Ducati dominuje w tej chwili, ponieważ zaczęło pracować z dużym wyprzedzeniem nad różnymi aspektami w porównaniu ze wszystkimi innymi zespołami. Teraz zbierają owoce tej pracy. MotoGP się zmieniło, pod względem rozwoju poszło w innym kierunku: wcześniej skupialiśmy się tylko na 2-3 ważnych aspektach, teraz analizujemy znacznie więcej szczegółów, przede wszystkim pod względem inżynieryjnym. Rodzaj rozwoju, który patrzy na Formułę 1, nawet jeśli środki są wyraźnie inne. Reszta europejskich zespołów dostosowała się do pracy Ducati i myślę, że właśnie dlatego japońskie zespoły zostały daleko w tyle.
Jak oceniasz te wszystkie skrzydła, aerodynamikę, dziurę? Daje poczucie, że rower jest zawsze ważniejszy od rowerzysty.
Powiedzmy, że zarówno z punktu widzenia inżynierskiego, jak i konstruktorskiego wykonano kawał wyjątkowej roboty. Zrozumieli, że mogą obrać nowe ścieżki, aby przenieść MotoGP na wyższy poziom. Jeśli mam być szczery, jako zawodnik, który ścigał się na różnych motocyklach, powiedziałbym, że teraz trochę mniej lubię MotoGP. Rowery są znacznie szybsze, stabilniejsze i mocniejsze, ale ogólnie jeździec ma mniejsze znaczenie. Dla mnie jest to negatywna strona ostatnich zmian w MotoGP i dlatego wszyscy są bardziej przywiązani. Oczywiście poziom kolarzy jest bardzo wysoki, ale wrażenie jest takie, że rowery pozwalają popełniać mniej błędów, a co za tym idzie być szybszym. Najlepsi nadal są najlepsi, ale mówimy o centach.

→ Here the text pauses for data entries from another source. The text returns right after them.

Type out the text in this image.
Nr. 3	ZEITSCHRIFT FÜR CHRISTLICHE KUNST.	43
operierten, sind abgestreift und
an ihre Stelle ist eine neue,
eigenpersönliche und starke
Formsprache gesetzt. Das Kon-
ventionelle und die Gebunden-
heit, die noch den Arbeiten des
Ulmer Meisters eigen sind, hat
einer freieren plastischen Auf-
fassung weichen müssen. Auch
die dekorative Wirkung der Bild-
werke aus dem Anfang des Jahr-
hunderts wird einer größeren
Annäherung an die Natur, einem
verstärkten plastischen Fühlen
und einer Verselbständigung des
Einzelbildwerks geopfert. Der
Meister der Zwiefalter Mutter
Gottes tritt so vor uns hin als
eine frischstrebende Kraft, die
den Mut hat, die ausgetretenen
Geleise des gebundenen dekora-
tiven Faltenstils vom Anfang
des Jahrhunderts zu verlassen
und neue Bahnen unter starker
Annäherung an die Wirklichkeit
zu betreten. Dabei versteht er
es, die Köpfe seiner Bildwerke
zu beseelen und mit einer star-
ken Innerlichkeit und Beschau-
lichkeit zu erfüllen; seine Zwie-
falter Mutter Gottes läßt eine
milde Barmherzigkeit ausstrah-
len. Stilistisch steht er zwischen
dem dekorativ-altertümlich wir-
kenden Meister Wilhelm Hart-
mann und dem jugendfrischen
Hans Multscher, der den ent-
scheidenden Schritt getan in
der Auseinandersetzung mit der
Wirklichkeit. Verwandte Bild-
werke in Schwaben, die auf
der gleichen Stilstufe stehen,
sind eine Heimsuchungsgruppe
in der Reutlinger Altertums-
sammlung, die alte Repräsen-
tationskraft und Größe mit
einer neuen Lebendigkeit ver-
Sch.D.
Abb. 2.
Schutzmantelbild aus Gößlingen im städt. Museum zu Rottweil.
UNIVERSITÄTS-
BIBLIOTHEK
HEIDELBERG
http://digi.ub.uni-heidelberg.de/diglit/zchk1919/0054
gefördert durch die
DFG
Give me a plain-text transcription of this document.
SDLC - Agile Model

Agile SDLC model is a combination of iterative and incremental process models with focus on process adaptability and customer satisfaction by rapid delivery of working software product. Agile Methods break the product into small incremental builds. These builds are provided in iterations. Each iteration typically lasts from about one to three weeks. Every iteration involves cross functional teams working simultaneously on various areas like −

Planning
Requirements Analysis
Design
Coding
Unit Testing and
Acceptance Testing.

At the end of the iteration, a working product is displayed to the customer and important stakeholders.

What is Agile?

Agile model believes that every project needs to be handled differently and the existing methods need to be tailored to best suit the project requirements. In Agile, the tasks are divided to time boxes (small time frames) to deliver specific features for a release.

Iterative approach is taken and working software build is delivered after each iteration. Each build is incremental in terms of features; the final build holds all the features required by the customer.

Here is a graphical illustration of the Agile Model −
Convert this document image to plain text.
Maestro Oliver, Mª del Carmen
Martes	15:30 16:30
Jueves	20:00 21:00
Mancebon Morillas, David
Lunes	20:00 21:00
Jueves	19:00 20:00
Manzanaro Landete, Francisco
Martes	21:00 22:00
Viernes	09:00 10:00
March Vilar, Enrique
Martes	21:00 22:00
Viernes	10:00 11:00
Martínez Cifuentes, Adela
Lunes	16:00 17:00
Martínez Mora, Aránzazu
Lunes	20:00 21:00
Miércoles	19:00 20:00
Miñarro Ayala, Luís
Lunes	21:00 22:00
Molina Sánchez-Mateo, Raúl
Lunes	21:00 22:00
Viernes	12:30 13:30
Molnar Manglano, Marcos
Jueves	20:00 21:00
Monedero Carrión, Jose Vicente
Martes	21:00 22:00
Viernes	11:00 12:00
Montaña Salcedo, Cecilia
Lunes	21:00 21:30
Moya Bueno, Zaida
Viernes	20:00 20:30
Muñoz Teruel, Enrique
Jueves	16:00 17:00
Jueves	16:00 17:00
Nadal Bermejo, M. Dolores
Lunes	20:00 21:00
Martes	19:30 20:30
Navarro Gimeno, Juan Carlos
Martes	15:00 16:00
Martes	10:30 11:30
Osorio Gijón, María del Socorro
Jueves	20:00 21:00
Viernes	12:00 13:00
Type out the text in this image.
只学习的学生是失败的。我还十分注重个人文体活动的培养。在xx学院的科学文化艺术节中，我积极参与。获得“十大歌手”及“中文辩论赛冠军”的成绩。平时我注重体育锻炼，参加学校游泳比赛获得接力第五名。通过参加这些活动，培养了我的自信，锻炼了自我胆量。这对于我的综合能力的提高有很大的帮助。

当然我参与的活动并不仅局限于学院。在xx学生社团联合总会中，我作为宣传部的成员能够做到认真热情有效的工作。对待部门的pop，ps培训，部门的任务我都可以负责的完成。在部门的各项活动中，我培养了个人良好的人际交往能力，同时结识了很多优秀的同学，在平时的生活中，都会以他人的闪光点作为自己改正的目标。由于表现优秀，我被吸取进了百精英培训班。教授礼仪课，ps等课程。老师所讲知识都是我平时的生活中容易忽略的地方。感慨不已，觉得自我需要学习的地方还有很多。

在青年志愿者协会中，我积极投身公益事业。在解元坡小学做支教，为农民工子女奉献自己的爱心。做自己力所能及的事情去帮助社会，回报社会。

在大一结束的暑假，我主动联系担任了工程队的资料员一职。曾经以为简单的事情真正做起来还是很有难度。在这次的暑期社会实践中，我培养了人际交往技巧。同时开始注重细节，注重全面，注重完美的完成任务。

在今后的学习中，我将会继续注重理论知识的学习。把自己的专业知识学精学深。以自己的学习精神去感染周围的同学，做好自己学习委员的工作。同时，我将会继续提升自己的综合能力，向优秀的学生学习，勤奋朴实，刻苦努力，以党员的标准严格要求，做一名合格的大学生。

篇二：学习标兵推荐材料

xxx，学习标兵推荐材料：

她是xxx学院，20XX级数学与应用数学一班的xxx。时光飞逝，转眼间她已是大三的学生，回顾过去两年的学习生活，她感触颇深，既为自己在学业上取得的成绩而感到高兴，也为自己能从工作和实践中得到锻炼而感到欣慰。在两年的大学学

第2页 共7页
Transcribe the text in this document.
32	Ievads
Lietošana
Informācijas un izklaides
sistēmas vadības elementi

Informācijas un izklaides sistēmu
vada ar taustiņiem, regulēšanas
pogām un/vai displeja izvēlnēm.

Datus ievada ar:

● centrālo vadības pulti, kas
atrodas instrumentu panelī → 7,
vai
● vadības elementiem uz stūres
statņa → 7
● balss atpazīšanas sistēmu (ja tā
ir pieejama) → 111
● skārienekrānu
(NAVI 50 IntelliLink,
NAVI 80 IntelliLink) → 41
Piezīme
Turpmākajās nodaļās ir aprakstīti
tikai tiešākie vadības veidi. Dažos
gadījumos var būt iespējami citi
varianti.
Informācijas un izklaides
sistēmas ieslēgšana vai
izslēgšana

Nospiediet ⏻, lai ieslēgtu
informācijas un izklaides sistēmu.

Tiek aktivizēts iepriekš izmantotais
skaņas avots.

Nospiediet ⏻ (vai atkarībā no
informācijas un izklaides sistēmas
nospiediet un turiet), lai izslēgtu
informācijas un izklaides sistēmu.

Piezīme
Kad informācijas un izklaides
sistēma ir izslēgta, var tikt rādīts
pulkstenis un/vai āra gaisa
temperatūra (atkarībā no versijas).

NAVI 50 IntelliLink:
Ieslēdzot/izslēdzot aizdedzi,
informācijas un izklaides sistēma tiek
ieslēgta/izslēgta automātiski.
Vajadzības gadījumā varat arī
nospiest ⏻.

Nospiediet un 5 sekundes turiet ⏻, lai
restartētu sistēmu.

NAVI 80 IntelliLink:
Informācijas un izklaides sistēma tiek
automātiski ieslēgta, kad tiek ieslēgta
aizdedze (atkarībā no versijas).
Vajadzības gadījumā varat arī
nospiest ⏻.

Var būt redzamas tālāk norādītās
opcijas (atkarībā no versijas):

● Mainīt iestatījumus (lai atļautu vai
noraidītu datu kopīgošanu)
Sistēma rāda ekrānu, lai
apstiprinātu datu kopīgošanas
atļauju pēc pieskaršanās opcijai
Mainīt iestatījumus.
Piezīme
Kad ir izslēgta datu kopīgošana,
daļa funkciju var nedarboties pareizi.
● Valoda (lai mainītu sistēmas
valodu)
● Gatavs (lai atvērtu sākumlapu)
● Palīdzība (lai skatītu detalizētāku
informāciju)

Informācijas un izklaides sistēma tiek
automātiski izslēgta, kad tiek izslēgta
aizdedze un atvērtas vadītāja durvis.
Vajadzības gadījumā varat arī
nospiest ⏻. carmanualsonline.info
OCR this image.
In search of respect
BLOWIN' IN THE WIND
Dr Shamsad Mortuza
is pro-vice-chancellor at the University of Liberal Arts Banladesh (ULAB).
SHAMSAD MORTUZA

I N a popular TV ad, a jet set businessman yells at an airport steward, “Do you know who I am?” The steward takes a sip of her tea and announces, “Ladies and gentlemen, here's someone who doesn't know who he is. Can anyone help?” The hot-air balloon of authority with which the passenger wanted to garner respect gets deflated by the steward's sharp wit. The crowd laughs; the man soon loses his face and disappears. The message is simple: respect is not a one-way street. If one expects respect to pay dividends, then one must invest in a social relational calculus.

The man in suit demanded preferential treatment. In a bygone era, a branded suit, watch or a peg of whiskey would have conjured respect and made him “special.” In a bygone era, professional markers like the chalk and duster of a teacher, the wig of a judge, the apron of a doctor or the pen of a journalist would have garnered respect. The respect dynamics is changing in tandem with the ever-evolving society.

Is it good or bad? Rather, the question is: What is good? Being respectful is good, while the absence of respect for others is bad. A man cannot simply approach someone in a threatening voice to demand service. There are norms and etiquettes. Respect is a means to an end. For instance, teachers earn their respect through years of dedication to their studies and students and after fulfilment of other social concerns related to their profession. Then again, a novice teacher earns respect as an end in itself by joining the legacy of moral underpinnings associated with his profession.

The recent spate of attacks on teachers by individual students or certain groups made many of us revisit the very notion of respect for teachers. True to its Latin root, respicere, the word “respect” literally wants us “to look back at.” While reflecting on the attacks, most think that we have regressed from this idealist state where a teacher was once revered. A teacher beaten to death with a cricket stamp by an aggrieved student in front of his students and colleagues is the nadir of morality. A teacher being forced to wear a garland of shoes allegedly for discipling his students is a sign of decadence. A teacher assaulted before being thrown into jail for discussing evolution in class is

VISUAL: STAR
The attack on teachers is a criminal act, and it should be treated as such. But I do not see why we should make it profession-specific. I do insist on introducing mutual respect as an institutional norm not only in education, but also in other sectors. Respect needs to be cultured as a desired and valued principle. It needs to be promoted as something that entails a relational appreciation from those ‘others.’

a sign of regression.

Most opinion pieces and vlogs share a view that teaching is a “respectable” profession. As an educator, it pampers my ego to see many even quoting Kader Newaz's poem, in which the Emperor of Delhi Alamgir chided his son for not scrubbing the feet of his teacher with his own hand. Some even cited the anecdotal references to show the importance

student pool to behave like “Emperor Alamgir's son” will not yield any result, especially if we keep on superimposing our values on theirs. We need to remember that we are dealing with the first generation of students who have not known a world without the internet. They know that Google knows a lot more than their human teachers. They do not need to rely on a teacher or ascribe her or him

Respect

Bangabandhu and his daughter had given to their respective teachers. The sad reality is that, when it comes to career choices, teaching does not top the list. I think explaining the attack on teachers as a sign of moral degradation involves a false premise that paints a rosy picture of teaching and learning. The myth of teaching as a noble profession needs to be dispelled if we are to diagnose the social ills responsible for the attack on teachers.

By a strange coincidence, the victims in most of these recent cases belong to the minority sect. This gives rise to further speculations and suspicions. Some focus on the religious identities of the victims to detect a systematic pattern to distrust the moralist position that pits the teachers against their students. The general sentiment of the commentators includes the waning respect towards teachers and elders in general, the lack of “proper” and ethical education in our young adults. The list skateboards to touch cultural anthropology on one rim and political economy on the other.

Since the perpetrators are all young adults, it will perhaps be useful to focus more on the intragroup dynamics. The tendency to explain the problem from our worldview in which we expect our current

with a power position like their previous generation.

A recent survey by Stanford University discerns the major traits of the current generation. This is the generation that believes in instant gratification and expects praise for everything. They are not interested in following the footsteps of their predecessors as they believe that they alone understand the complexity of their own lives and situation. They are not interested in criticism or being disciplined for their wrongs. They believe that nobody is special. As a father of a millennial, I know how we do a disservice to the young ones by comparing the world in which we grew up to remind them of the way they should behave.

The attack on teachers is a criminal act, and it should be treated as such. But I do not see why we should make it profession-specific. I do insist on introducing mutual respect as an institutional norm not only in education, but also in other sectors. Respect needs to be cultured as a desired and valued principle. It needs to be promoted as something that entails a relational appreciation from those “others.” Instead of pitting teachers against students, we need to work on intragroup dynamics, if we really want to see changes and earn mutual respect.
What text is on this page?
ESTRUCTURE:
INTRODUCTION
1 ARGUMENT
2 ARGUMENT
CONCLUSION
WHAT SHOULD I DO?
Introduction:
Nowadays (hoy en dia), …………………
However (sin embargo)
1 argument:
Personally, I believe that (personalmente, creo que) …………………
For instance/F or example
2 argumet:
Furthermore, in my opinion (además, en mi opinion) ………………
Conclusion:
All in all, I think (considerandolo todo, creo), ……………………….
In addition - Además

Andrea Dovizioso, czy uważasz, że rozwój powinien być ograniczony i zostawić więcej miejsca dla kolarzy?
Dla mnie powinna istnieć możliwość zmiany zasad, tak jak uczy nas F1. Inżynierowie są dobrzy w interpretacji przepisów iw krótkim czasie udaje mi się to poprawić. Być może łatwiej byłoby też nie naciągać zbytnio kontraktów, mieć miejsce na zmianę zasad w razie potrzeby. Na przykład coś musi się teraz zmienić. Wiem, że inwestycje drużyn są spore i dlatego nie trzeba często zmieniać zasad, ale trzeba znaleźć kompromis.
W tym roku zadebiutował wyścig Sprint. Czy uważasz, że jest to zbyt niebezpieczne, czy oferuje świetne show?
Sprint jest trochę bardziej niebezpieczny, ale to normalne, biorąc pod uwagę, że to krótki wyścig, z większą kontrolą nad oponami, co pozwala dać z siebie 100% od startu do mety. Format mógłby być właściwy, ale nad rozporządzeniem powinniśmy popracować.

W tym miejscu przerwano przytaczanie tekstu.